L’Afrique constitue une priorité

Autres "ennemis" très préoccupants, qui plus est aux portes du pays : les fondamentalistes libyens. Citées par le New York Times du 26 août, quatre sources officielles américaines confirment qu’Égyptiens et Émiratis ont mené des raids aériens contre des positions islamistes libyennes.

"Il n’y a pas de troupes ni d’avions égyptiens en Libye", a démenti Sissi, qui a néanmoins considérablement renforcé son dispositif militaire le long de la frontière de 1 200 km où, à la lisière du Soudan et de la Libye, 21 gardes-frontières ont été tués le 19 juillet. "La France n’a pas fini le travail", poursuit Sissi, qui n’épargne pas pour autant l’ex-dictateur : "Malgré les moyens dont il disposait, Kadhafi n’a rien fait pour son peuple. Moi, j’aurais transformé la Libye en "puissance européenne"."

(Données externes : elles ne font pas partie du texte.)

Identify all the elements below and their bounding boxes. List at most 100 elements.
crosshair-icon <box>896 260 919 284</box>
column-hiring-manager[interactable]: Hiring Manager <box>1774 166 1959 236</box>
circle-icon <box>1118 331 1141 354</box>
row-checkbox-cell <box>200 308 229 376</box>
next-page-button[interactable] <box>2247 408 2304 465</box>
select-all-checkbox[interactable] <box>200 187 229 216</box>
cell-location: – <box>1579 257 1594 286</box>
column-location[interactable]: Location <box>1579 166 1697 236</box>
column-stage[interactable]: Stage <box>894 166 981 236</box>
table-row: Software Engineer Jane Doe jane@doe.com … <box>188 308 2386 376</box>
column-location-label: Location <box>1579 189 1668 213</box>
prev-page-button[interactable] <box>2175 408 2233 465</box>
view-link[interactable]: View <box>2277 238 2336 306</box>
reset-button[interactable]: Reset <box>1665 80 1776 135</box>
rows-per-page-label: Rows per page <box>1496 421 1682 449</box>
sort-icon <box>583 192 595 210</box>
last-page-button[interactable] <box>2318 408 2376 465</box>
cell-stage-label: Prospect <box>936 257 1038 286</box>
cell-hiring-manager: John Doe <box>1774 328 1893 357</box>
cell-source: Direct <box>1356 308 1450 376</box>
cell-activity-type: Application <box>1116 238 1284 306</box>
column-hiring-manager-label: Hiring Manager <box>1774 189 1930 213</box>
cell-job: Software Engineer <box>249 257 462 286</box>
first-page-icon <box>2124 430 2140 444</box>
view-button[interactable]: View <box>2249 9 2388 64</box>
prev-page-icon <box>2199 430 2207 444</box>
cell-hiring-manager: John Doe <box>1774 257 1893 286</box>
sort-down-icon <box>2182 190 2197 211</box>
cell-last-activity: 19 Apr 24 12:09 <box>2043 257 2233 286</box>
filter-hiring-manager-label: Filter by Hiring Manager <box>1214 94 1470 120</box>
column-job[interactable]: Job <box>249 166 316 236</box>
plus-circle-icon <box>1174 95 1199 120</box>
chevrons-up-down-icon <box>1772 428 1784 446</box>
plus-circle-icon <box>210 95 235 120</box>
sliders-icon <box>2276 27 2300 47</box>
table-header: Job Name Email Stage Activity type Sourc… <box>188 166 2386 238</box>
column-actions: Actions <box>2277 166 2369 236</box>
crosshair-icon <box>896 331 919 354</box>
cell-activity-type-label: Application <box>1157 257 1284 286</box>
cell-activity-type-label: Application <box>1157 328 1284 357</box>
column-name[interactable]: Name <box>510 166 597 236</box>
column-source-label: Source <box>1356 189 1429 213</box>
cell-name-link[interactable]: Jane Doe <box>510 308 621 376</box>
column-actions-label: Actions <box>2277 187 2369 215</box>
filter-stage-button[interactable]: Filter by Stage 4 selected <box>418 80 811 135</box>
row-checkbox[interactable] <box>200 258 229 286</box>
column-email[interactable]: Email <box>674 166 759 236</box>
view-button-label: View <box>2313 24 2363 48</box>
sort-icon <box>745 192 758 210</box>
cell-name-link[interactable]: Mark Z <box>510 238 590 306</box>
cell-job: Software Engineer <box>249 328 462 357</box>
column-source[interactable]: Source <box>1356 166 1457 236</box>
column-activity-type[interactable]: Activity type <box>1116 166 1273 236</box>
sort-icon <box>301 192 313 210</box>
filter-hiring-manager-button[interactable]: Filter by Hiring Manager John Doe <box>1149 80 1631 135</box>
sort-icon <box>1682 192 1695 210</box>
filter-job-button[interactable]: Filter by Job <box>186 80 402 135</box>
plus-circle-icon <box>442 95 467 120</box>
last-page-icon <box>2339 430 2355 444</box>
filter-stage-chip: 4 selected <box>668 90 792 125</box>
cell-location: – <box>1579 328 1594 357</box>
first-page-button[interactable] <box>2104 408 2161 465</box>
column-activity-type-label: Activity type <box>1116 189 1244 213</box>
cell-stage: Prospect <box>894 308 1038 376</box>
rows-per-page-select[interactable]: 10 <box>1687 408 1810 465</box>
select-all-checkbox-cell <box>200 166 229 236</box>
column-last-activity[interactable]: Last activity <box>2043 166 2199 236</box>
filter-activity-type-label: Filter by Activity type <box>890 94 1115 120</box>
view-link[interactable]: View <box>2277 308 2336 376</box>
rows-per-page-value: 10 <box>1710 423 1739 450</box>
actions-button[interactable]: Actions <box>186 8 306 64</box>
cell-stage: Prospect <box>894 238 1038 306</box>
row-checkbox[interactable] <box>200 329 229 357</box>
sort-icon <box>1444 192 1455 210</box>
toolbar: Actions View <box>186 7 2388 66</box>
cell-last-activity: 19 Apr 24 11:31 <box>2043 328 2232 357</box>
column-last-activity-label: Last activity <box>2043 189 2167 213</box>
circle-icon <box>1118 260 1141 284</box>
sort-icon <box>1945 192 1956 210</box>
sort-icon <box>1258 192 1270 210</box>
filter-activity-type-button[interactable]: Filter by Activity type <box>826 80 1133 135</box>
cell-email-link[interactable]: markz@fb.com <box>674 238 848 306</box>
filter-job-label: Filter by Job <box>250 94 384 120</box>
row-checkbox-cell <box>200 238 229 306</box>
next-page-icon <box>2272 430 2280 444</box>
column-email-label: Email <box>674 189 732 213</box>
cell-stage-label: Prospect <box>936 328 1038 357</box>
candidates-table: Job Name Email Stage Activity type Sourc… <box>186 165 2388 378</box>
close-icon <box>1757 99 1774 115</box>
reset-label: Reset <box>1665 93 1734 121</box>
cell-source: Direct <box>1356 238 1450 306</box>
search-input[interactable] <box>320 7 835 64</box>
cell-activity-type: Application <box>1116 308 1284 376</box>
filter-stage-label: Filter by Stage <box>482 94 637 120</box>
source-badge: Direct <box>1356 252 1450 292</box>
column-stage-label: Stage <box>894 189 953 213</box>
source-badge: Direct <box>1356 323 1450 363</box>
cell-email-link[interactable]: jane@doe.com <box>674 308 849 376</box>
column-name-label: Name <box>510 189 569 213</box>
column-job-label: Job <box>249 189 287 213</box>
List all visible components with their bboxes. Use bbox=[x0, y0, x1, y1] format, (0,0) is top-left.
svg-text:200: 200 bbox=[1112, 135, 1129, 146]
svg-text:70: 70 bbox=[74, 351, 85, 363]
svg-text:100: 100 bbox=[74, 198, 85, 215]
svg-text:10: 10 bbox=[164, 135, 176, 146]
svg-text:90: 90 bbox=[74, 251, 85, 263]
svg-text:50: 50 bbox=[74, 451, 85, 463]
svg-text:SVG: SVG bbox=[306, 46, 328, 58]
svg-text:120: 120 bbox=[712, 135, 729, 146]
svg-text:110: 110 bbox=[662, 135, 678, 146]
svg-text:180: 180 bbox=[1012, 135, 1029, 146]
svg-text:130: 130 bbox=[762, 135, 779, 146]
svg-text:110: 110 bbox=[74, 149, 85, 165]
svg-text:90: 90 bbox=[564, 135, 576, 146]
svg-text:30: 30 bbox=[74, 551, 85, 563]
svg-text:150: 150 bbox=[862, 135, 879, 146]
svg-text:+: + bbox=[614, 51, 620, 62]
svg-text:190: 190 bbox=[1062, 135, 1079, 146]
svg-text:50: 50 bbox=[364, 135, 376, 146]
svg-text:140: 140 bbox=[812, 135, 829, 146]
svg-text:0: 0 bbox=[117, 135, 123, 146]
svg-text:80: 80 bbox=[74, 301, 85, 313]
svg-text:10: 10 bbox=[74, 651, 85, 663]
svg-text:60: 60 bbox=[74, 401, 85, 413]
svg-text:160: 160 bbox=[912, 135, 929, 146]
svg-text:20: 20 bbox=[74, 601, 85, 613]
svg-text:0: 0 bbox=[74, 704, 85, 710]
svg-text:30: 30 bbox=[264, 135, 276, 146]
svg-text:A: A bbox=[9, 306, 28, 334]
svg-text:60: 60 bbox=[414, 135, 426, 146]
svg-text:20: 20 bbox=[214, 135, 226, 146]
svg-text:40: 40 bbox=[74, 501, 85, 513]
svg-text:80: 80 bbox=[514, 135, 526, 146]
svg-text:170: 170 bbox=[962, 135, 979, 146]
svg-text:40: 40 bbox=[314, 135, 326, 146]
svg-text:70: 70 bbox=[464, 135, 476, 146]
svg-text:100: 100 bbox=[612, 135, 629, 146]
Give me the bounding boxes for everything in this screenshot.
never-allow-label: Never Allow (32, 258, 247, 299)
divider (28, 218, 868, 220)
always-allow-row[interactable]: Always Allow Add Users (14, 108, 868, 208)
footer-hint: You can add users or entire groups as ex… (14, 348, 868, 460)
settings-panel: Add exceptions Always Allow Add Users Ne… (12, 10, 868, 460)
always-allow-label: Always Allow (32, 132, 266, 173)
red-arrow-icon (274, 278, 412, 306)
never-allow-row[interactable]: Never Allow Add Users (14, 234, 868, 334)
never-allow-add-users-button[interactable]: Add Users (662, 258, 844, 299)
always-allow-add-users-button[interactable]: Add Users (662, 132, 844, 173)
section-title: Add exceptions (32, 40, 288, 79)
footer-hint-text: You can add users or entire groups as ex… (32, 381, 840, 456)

Dans son esprit, tout est lié : la chute de Kadhafi, la prolifération des armes et la montée en puissance des jihadistes dans le Sinaï, "notre Nord-Mali", au Moyen-Orient et au Sahel. Plus que tout autre leader arabe, Sissi est résolu à ne pas laisser la Libye tomber dans l’escarcelle islamiste. Quitte à s’arroger le rôle de gendarme régional.

C’est un différend d’une tout autre nature qui oppose Le Caire à son voisin éthiopien : la répartition des eaux du Nil. C’est d’ailleurs par la reprise des négociations avec Addis-Abeba sur le sensible dossier du barrage de la Renaissance que l’Égypte a amorcé son retour sur la scène africaine. À en croire le chef de la diplomatie, Sameh Choukri, l’Afrique, délaissée par Moubarak et méprisée par Morsi, constitue une priorité.

Et c’est à Malabo, lors du 23e sommet de l’Union africaine, que l’Égypte a réintégré, le 26 juin, l’organisation panafricaine. Sissi a pu à cette occasion exposer devant ses pairs sa doctrine sécuritaire, insistant sur la menace que représentent les groupes jihadistes du Sahel. Contrairement à Morsi, il soutient l’opération Serval, muée en Barkhane. Et propose un renforcement de la participation égyptienne aux opérations onusiennes de stabilité au Mali et en Centrafrique – respectivement 60 policiers et 1 200 soldats.

"Sans un État fort, l’Égypte pourrait devenir la Somalie ou la Libye", prévient Sissi. Cerné par des crises plus graves les unes que les autres, alimentées par la montée de l’extrémisme religieux, ce musulman pieux entend incarner un État fort et stable pour venir à bout du péril jihadiste. Mais l’autre grand défi, économique celui-là, ne se remportera pas à la pointe du cimeterre.